Family Van Looks to Road Ahead

On the future map for mobile clinics, experts plot closer ties to primary care

The Family Van brings free health screenings, referrals and services to medically underserved communities.

When your clinic has a steering wheel, the question will arise: Where do you go from here?

After operating successfully for 20 years, the Boston-based Family Van and its counterparts are all facing a similar issue. The mobile care providers have grown organically to address health disparities, but they still face their own, broader growth challenges.

“Currently [mobile medicine] has hit a glass ceiling,” said Jeff Leitner, co-founder of Insight Labs. “It needs a way of understanding and reorganizing players in the system, so it can actualize its capabilities and be as potent as it needs to be within the system.”

In search of ways to take the mobile health care concept to the next level, Jennifer Bennet reached out to Insight Labs, a Chicago foundation that convenes thought leaders on behalf of non-profits. At a forum at HMS in October, the foundation brought together experts from institutions including Harvard Medical School, the Massachusetts Institute of Technology and consultancies including McKinsey & Co. and The Bridgespan Group, to design new solutions.

“We have a protocol to our Labs, but we never truly know where our process will take us,” said Leitner.

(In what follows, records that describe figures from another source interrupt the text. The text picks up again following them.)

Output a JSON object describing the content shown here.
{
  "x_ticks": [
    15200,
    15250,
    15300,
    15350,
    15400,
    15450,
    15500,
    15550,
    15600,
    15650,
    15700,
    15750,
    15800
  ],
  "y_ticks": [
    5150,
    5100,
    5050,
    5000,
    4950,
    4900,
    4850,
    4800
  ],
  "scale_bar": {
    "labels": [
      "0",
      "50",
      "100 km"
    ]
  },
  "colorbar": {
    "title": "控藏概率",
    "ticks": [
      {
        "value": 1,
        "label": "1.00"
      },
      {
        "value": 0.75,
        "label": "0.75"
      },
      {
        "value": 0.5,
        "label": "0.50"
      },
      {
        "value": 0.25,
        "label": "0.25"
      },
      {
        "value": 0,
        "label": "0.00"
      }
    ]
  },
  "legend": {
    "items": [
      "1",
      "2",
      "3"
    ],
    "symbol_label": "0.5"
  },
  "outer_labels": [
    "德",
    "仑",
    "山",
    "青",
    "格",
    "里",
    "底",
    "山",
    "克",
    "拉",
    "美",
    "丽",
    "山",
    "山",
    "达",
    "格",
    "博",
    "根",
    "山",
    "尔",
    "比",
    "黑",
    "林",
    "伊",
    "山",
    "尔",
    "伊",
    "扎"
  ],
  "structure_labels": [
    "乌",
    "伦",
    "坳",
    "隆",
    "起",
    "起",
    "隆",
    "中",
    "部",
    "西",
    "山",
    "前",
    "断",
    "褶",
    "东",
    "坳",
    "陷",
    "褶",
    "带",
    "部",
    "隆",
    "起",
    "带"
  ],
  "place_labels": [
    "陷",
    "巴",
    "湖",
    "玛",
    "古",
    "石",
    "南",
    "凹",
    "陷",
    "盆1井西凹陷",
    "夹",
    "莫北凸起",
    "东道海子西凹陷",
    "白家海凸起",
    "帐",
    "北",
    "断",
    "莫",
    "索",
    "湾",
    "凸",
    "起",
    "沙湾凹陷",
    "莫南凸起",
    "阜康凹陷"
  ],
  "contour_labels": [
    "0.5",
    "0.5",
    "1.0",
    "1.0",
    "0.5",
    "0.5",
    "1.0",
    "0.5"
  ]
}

The group was able to identify that its goal wasn’t to get the word out about mobile medicine, but to more effectively communicate what mobile health clinics are doing in their communities to benefit the entire health care system.

One concept to emerge was that the strong relationship Family Van has with their patients benefits the other Boston healthcare providers who work with them. Family Van has the ability to help people on a more personal level with behavior modifications over a long period of time, leading to a great improvement on their health.

Bennet said the relationships fostered in mobile health clinics can also reinforce primary care settings, where short visits limit the ability to understand other factors that may be preventing patients from successfully making changes to improve their health. Mobile health clinics and primary care providers should have the means to coordinate, Bennett said, to offer providers a more complete picture of a patients’ health history. “It’s a very ambitious goal,” Bennet said.

Insight Lab organizers see a vast potential for mobile clinics have to grow, they said, providing not only cost savings but also a means to understand and expand the impact of relational medicine as no other part of the healthcare system can.

“If the systems in the medical field understand that medicine is more effective in a relationship between a caregiver and a patient,” Leitner said, “they will embrace it as a challenge they face and be more willing to utilize mobile medicine to its fullest.”

The federal government estimates that more than 50 million Americans live in medically underserved communities. A solution, however, could be parked right down the street.

About the Family Van

Traveling throughout Boston, and incorporating the services of some of the best medical facilities in the country, is Family Van, which carries teams of health professionals, educators, and counselors.

The Family Van serves communities with high rates of preventable diseases and hospitalizations by offering mobile healthcare services. By going where help is most needed, Family Van bridges a gap in health and social services by providing accessible, affordable curbside care, proponents said.

“We have the luxury of having more time to develop a relationships with our clients,” Bennet said. “They are able to share a bit more of their lives with us, giving us the ability to address the social determinants of health.”

The Family Van has many clients who come back every week, receiving the support they need to accomplish difficult behavioral changes needed to improve their health

The van “has become a place where people come knowing they can ask questions and get support to make life changes,” Bennet said. “We know that the combination of this support and the ability to spend 10 minutes educating them over a period of weeks or months has been proven to create lifestyle changes.”

There are more than 2,000 mobile clinics across the United States, offering key services to more than 7 million people each year.

In Boston, the Family Van is continuing to expand its services, Bennet said. A new, youth service is planned for Roxbury, intended to prevent and guide teens through problems with obesity, sexual activity and asthma. Empowering teens to discuss their own health concerns can help prevent problems before they arise in adulthood, Bennet said.